Seeking the duende, there is neither map nor discipline. We only know it burns the blood like powdered glass, that it exhausts, rejects all the sweet geometry we understand, that it shatters styles and makes Goya, master of the greys, silvers and pinks of the finest English art, paint with his knees and fists in terrible bitumen blacks, or strips Mossèn Cinto Verdaguer stark naked in the cold of the Pyrenees, or sends Jorge Manrique to wait for death in the wastes of Ocaña, or clothes Rimbaud’s delicate body in a saltimbanque’s costume, or gives the Comte de Lautréamont the eyes of a dead fish, at dawn, on the boulevard.
…
Ladies and Gentlemen, I have raised three arches and with clumsy hands placed within them the Muse, the angel and the duende.
The Muse remains motionless: she can have a finely pleated tunic or cow eyes like those which gaze out in Pompeii, at the four-sided nose her great friend Picasso has painted her with.

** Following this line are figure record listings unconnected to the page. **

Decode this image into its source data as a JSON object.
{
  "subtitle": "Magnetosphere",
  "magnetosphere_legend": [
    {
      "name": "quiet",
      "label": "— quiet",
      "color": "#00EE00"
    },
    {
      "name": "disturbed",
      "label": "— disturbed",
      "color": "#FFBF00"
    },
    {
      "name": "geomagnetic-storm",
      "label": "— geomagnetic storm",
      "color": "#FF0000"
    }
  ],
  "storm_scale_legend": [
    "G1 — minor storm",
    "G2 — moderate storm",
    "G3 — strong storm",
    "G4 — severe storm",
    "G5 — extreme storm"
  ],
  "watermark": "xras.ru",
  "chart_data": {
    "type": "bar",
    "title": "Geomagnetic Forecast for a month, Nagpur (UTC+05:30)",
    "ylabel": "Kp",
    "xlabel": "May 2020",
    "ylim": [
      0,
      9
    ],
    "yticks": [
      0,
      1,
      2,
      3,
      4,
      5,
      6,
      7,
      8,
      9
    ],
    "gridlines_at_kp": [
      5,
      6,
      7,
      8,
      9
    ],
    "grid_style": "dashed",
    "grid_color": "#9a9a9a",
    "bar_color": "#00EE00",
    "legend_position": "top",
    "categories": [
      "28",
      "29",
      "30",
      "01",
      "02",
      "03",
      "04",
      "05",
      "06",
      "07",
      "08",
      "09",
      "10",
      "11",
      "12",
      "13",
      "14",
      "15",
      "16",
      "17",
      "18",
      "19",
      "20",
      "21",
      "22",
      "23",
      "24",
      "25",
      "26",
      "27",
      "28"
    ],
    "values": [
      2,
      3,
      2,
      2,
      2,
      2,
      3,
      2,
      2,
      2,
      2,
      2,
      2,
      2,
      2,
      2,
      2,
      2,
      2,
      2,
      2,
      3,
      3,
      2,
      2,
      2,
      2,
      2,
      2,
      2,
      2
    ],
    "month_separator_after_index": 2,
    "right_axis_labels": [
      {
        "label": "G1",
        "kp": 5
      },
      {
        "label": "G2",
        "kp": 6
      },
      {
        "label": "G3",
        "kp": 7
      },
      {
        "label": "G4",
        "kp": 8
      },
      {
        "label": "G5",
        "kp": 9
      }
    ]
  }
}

The angel can disturb Antonello da Messina’s heads of hair, Lippi’s tunics, or the violins of Masolino or Rousseau.
The duende… Where is the duende? Through the empty archway a wind of the spirit enters, blowing insistently over the heads of the dead, in search of new landscapes and unknown accents: a wind with the odour of a child’s saliva, crushed grass, and medusa’s veil, announcing the endless baptism of freshly created things.